Urban Violence in the Middle East: Changing Cityscapes in the Transition from Empire to Nation State
"This is a very remarkable collection of chapters . . . The totality is a lively read, exhibiting an almost universal familiarity with and appreciation of the literature." · Peter Sluglett, National University of Singapore
". . . the book is timely, it is topical and useful for a more historically grounded understanding of the urban unrest in the Middle East during the last years up to the present." · Christoph Herzog, University of Bamberg
Covering a period from the late eighteenth century to today, this volume explores the phenomenon of urban violence in order to unveil general developments and historical specificities in a variety of Middle Eastern contexts. By situating incidents in particular processes and conflicts, the case studies seek to counter notions of a violent Middle East in order to foster a new understanding of violence beyond that of a meaningless and destructive social and political act. Contributions explore processes sparked by the transition from empires - Ottoman and Qajar, but also European - to the formation of nation states, and the resulting changes in cityscapes throughout the region.
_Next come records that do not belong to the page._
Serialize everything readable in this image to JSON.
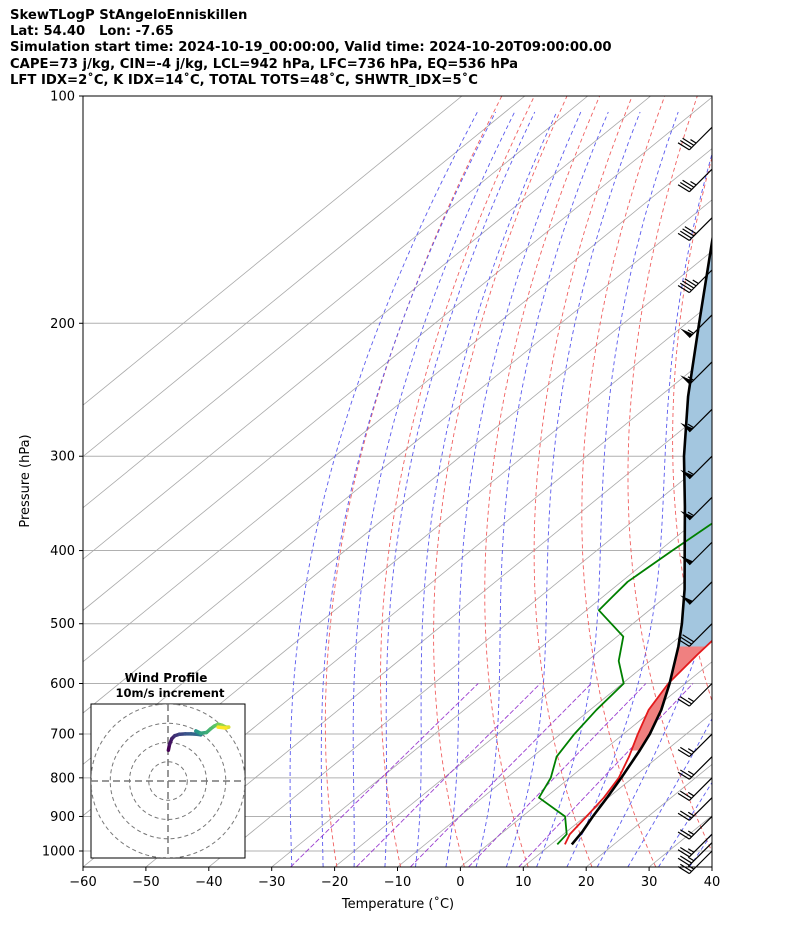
{
  "header": {
    "line1": "SkewTLogP StAngeloEnniskillen",
    "line2": "Lat: 54.40   Lon: -7.65",
    "line3": "Simulation start time: 2024-10-19_00:00:00, Valid time: 2024-10-20T09:00:00.00",
    "line4": "CAPE=73 j/kg, CIN=-4 j/kg, LCL=942 hPa, LFC=736 hPa, EQ=536 hPa",
    "line5": "LFT IDX=2˚C, K IDX=14˚C, TOTAL TOTS=48˚C, SHWTR_IDX=5˚C"
  },
  "chart_data": {
    "type": "skewt",
    "xlabel": "Temperature (˚C)",
    "ylabel": "Pressure (hPa)",
    "xlim": [
      -60,
      40
    ],
    "ylim": [
      1050,
      100
    ],
    "y_log": true,
    "grid": true,
    "x_ticks": [
      "−60",
      "−50",
      "−40",
      "−30",
      "−20",
      "−10",
      "0",
      "10",
      "20",
      "30",
      "40"
    ],
    "y_ticks": [
      "100",
      "200",
      "300",
      "400",
      "500",
      "600",
      "700",
      "800",
      "900",
      "1000"
    ],
    "cape_color": "#a3c6df",
    "cin_color": "#f08080",
    "temperature": {
      "color": "#e31a1c",
      "p": [
        980,
        950,
        900,
        850,
        800,
        750,
        700,
        650,
        600,
        550,
        500,
        450,
        400,
        350,
        300,
        270,
        250,
        230,
        200,
        170,
        150,
        130,
        115,
        100
      ],
      "t": [
        12.2,
        11.0,
        10.2,
        9.3,
        7.8,
        5.3,
        2.3,
        -0.7,
        -2.7,
        -3.7,
        -4.5,
        -5.0,
        -4.3,
        -3.0,
        -3.5,
        -5.2,
        -5.8,
        -5.4,
        -3.8,
        -2.0,
        1.0,
        6.0,
        11.0,
        17.5
      ]
    },
    "dewpoint": {
      "color": "#008000",
      "p": [
        980,
        950,
        900,
        850,
        800,
        750,
        700,
        650,
        600,
        560,
        520,
        480,
        460,
        440,
        400,
        370,
        340,
        310,
        290,
        270,
        250,
        230,
        215,
        200,
        180,
        150,
        120,
        100
      ],
      "t": [
        11.0,
        10.5,
        6.8,
        -1.0,
        -3.0,
        -6.2,
        -7.8,
        -9.0,
        -9.8,
        -15.0,
        -19.0,
        -28.0,
        -28.5,
        -29.0,
        -28.0,
        -27.0,
        -25.5,
        -22.5,
        -20.0,
        -15.5,
        -12.0,
        -14.0,
        -18.0,
        -22.0,
        -28.5,
        -27.0,
        -19.0,
        -12.0
      ]
    },
    "parcel": {
      "color": "#000000",
      "p": [
        980,
        942,
        900,
        850,
        800,
        736,
        700,
        650,
        600,
        536,
        500,
        450,
        400,
        350,
        300,
        250,
        200,
        150,
        100
      ],
      "t": [
        13.3,
        12.5,
        11.2,
        9.8,
        8.2,
        5.8,
        4.2,
        1.3,
        -2.5,
        -8.3,
        -12.2,
        -18.5,
        -26.0,
        -34.5,
        -44.5,
        -55.5,
        -68.0,
        -84.0,
        -104.0
      ]
    },
    "barbs": [
      {
        "p": 1000,
        "dir": 225,
        "speed": 25
      },
      {
        "p": 975,
        "dir": 225,
        "speed": 25
      },
      {
        "p": 950,
        "dir": 225,
        "speed": 25
      },
      {
        "p": 900,
        "dir": 225,
        "speed": 25
      },
      {
        "p": 850,
        "dir": 225,
        "speed": 25
      },
      {
        "p": 800,
        "dir": 225,
        "speed": 25
      },
      {
        "p": 750,
        "dir": 225,
        "speed": 25
      },
      {
        "p": 700,
        "dir": 225,
        "speed": 25
      },
      {
        "p": 600,
        "dir": 225,
        "speed": 25
      },
      {
        "p": 500,
        "dir": 225,
        "speed": 30
      },
      {
        "p": 440,
        "dir": 225,
        "speed": 50
      },
      {
        "p": 390,
        "dir": 225,
        "speed": 50
      },
      {
        "p": 340,
        "dir": 225,
        "speed": 55
      },
      {
        "p": 300,
        "dir": 225,
        "speed": 55
      },
      {
        "p": 260,
        "dir": 225,
        "speed": 55
      },
      {
        "p": 225,
        "dir": 225,
        "speed": 55
      },
      {
        "p": 195,
        "dir": 225,
        "speed": 55
      },
      {
        "p": 170,
        "dir": 225,
        "speed": 45
      },
      {
        "p": 145,
        "dir": 225,
        "speed": 40
      },
      {
        "p": 125,
        "dir": 225,
        "speed": 35
      },
      {
        "p": 110,
        "dir": 225,
        "speed": 35
      }
    ],
    "hodograph": {
      "title_line1": "Wind Profile",
      "title_line2": "10m/s increment",
      "ring_increment_ms": 10,
      "range_ms": 40,
      "color_start": "#440154",
      "color_end": "#fde725",
      "u": [
        0.2,
        0.8,
        2.0,
        3.5,
        6.0,
        9.0,
        12.0,
        15.0,
        17.0,
        16.0,
        14.5,
        17.0,
        20.0,
        22.0,
        24.0,
        26.0,
        28.0,
        30.0,
        31.5,
        30.0,
        26.0
      ],
      "v": [
        16.0,
        19.0,
        22.0,
        23.5,
        24.3,
        24.5,
        24.5,
        24.3,
        24.0,
        25.0,
        26.0,
        24.8,
        25.2,
        27.0,
        28.5,
        29.5,
        29.0,
        28.0,
        28.0,
        27.5,
        28.0
      ]
    }
  }
}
Ulrike Freitag is a historian of the Modern Middle East with a special interest in urban history and the Arabian Peninsula in its global context. She directs Zentrum Moderner Orient and teaches at the Freie Universität. She is author of Indian Ocean Migrants and State Formation in Hadhramaut (Brill, 2003).
Nelida Fuccaro is Reader in Modern Middle Eastern History at the School of Oriental and African Studies, University of London. She is the author of Histories of City and State in the Persian Gulf (CUP, 2008) and the editor of "Histories of Oil and Urban Modernity in the Middle East" in CSSAAME (2013).
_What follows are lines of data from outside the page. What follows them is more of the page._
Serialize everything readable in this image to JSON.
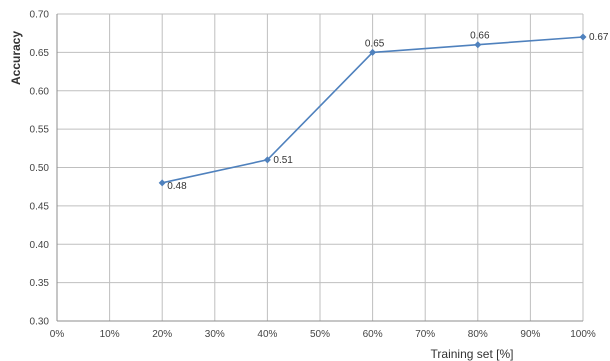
{
  "chart_data": {
    "type": "line",
    "title": "",
    "xlabel": "Training set [%]",
    "ylabel": "Accuracy",
    "xlim": [
      0,
      100
    ],
    "ylim": [
      0.3,
      0.7
    ],
    "x_ticks": [
      "0%",
      "10%",
      "20%",
      "30%",
      "40%",
      "50%",
      "60%",
      "70%",
      "80%",
      "90%",
      "100%"
    ],
    "y_ticks": [
      "0.30",
      "0.35",
      "0.40",
      "0.45",
      "0.50",
      "0.55",
      "0.60",
      "0.65",
      "0.70"
    ],
    "grid": true,
    "legend": "none",
    "series": [
      {
        "x": [
          20,
          40,
          60,
          80,
          100
        ],
        "values": [
          0.48,
          0.51,
          0.65,
          0.66,
          0.67
        ],
        "data_labels": [
          "0.48",
          "0.51",
          "0.65",
          "0.66",
          "0.67"
        ],
        "color": "#4f81bd"
      }
    ],
    "grid_color": "#bfbfbf",
    "axis_color": "#8c8c8c"
  }
}
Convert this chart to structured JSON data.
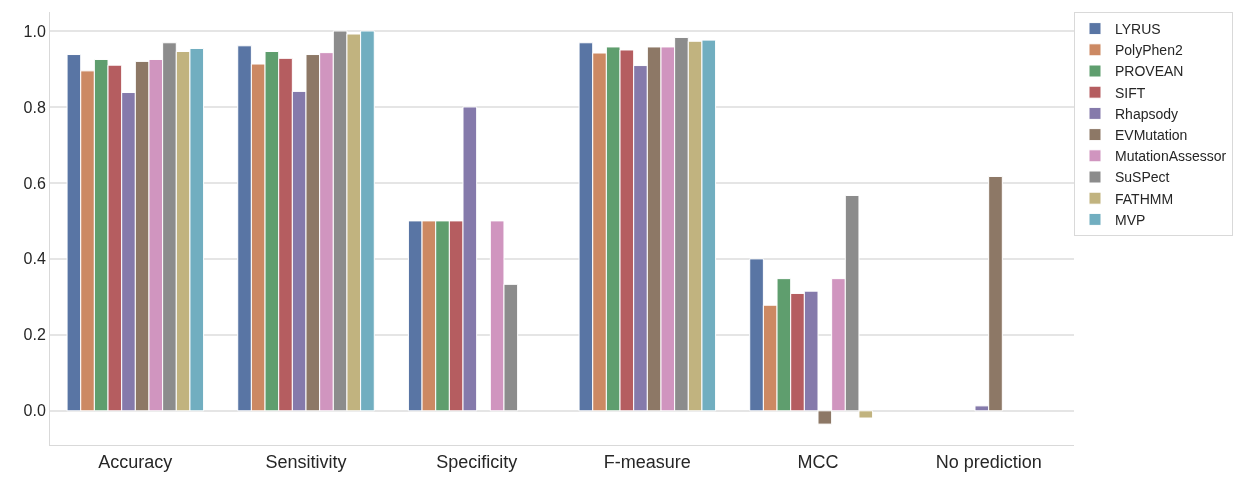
{
  "chart_data": {
    "type": "bar",
    "categories": [
      "Accuracy",
      "Sensitivity",
      "Specificity",
      "F-measure",
      "MCC",
      "No prediction"
    ],
    "series": [
      {
        "name": "LYRUS",
        "color": "#5975a4",
        "values": [
          0.938,
          0.961,
          0.5,
          0.969,
          0.4,
          0
        ]
      },
      {
        "name": "PolyPhen2",
        "color": "#cc8963",
        "values": [
          0.895,
          0.913,
          0.5,
          0.942,
          0.278,
          0
        ]
      },
      {
        "name": "PROVEAN",
        "color": "#5f9e6e",
        "values": [
          0.925,
          0.946,
          0.5,
          0.958,
          0.348,
          0
        ]
      },
      {
        "name": "SIFT",
        "color": "#b55d60",
        "values": [
          0.91,
          0.928,
          0.5,
          0.95,
          0.309,
          0
        ]
      },
      {
        "name": "Rhapsody",
        "color": "#857aab",
        "values": [
          0.838,
          0.841,
          0.8,
          0.909,
          0.315,
          0.013
        ]
      },
      {
        "name": "EVMutation",
        "color": "#8d7866",
        "values": [
          0.92,
          0.938,
          0,
          0.958,
          -0.035,
          0.617
        ]
      },
      {
        "name": "MutationAssessor",
        "color": "#d095bf",
        "values": [
          0.925,
          0.943,
          0.5,
          0.958,
          0.348,
          0
        ]
      },
      {
        "name": "SuSPect",
        "color": "#8c8c8c",
        "values": [
          0.969,
          1.0,
          0.333,
          0.983,
          0.567,
          0
        ]
      },
      {
        "name": "FATHMM",
        "color": "#c1b37f",
        "values": [
          0.946,
          0.992,
          0,
          0.973,
          -0.019,
          0
        ]
      },
      {
        "name": "MVP",
        "color": "#71aec0",
        "values": [
          0.954,
          1.0,
          0,
          0.976,
          0,
          0
        ]
      }
    ],
    "ylim": [
      -0.09,
      1.05
    ],
    "yticks": [
      {
        "value": 0.0,
        "label": "0.0"
      },
      {
        "value": 0.2,
        "label": "0.2"
      },
      {
        "value": 0.4,
        "label": "0.4"
      },
      {
        "value": 0.6,
        "label": "0.6"
      },
      {
        "value": 0.8,
        "label": "0.8"
      },
      {
        "value": 1.0,
        "label": "1.0"
      }
    ],
    "grid": "y",
    "legend": "top right"
  }
}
Claudia Ghrawi holds a Master of Arts degree in history and political science and studied Arabic in Damascus and Berlin. She works as a research fellow at the Zentrum Moderner Orient and is a Ph.D. student at the Freie Universität Berlin.
Nora Lafi is researcher at Zentrum Moderner Orient and is a historian of the Ottoman Empire with a focus on Urban Studies. She is coeditor of The City in the Ottoman Empire: Migration and the Making of Urban Modernity (Routledge, 2010).